3. Förderlich für eine objektive Bürgerinformation wäre die kartenmäßige Darstellung
- aller bestehenden und geplanten Kiesabbauvorhaben des Kieswerkes in der Radeburger und Laußnitzer Heide und
- der ausgewiesenen NSG „Moorwald am Pechfluß bei Medingen“ und „Waldmoore bei Großdittmannsdorf“ sowie des im Regionalplan der Planungsregion „Oberes Elbtal/Osterzgebirge“ geplanten Schutzgebietes „Töpfergrund Radeburg“.
Nur auf dieser Grundlage kann sich jeder Leser ein objektives Bild von den neu geplanten großräumigen Eingriffen in die Waldlandschaft zwischen Ottendorf-Okrilla - Würschnitz -Radeburg - Großdittmannsdorf - Medingen auf einer Waldfläche von insgesamt 900 ha machen!
4. Völlig unbeachtet bleibt in der Beilage der Raumordnungsbeschluss der höheren Raumordnungsbehörde vom April 2000 zum Abbaufeld „Laußnitz 2“. Dieser Beschluss liegt in den Städten/Gemeinden vor.
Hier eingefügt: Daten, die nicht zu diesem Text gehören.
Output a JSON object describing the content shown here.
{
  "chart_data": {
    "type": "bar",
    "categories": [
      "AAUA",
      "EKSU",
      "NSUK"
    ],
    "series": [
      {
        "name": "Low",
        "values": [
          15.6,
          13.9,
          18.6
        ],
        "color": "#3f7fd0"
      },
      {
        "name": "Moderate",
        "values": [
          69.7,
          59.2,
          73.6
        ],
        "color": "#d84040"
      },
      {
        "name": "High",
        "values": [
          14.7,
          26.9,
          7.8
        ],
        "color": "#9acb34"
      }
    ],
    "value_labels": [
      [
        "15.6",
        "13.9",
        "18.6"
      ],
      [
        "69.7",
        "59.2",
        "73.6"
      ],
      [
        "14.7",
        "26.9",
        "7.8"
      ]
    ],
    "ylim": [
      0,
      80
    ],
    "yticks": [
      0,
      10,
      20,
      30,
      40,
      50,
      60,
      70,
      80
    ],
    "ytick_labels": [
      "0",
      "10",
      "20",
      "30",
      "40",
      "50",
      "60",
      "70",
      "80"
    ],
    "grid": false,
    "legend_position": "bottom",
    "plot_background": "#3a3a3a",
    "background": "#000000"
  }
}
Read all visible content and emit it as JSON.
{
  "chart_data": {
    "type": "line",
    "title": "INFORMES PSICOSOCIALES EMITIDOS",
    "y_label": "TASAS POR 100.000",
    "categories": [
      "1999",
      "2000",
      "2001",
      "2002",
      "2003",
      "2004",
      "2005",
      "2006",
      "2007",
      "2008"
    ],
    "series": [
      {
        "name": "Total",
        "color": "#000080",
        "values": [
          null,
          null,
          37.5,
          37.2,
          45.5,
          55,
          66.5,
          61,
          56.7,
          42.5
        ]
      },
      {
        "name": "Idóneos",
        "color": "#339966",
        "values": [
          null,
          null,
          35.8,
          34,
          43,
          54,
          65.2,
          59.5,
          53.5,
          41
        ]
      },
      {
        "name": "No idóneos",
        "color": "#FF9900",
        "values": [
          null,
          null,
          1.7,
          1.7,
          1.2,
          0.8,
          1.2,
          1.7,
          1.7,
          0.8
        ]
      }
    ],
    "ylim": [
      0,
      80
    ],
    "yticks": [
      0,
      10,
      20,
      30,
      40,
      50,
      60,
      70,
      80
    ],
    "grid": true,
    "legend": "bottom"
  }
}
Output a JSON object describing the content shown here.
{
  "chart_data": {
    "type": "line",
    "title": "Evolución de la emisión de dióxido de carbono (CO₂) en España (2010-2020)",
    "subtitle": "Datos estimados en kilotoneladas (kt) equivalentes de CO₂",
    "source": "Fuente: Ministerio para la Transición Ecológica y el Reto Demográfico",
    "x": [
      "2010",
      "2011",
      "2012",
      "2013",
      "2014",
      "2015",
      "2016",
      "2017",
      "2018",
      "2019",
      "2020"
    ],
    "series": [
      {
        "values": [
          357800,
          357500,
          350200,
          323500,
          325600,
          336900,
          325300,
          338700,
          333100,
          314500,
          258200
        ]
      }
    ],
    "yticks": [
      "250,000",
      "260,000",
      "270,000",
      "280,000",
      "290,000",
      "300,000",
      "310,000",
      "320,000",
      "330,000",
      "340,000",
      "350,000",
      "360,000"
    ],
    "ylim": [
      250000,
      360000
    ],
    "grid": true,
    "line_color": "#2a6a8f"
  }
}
Die Schutzgüter „Naturschutz, Klima-, Grundwasser-, Waldschutz, Erholungsfürsorge“ wurden gegenüber dem Kiesabbau höher bewertet. Der vom Kieswerk beantragte Abbau von etwa 30 ha Waldfläche innerhalb des NSG „Waldmoore bei Großdittmannsdorf“ sowie der großen Waldfläche zwischen den NSG fand fachlich keine Akzeptanz und stieß auf Ablehnung. Für die noch verbliebene mögliche Abbaufläche südwestlich der Straße Würschnitz - Ottendorf-Okrilla soll das Kieswerk im bevorstehenden Planfeststellungsverfahren den Nachweis erbringen, dass bei einem Abbau in diesem Bereich keine erheblichen oder nachhaltigen Beeinträchtigungen in den NSG eintreten.
5. In der Sächsischen Zeitung vom 7. März 2000 beklagt der Industrieverband Steine-Erden einen starken Umsatzrückgang. Insgesamt sank die Fördermenge von Sand und Kies in den vergangenen sechs Jahren um 60 Prozent. Die ausgereichten Bewilligungen für den Kiesabbau sicherten bereits 1995 den Rohstoffbedarf der sächsischen Wirtschaft für die nächsten 100 Jahre (Information des SMU auf dem Naturschutztag in Meißen 1995). Es ist daher nicht einzusehen, dass ohne wirtschaftliche und soziale Not gereifte Waldstandorte auf 9 km2 neu ausgekiest werden sollen, wo doch andererseits in weniger sensiblen Landschaftsräumen (z.B. im Bereich ertragsschwacher Acker) aktuell ausreichend Kiessande abgebaut werden.
6. Die Zukunfts- und Daseinsvorsorge hat den Freistaat Sachsen bewogen, die Waldfläche Sachsens von derzeit 27 % auf 30 % zu erhöhen. Mit Fördermitteln der Europäischen Union werden Erstaufforstungen gefördert. Eine Waldabholzung in der beantragten Dimension stünde diesen Bemühungen entgegen. Dem Erhalt der reich strukturierten Alt-Wald-standorte in der Umgebung unserer Heimatorte ist besondere Aufmerksamkeit zu widmen, weil sie ein bedeutendes Erholungspotential und eine hohe Lebensraumqualität für geschützte und jagdbare Tiere und Pflanzen aufweisen. Außerdem ist im vorbelasteten Umfeld der Landeshauptstadt Dresden dem Klima- und Grundwasserschutz ein hoher Stellenwert beizumessen.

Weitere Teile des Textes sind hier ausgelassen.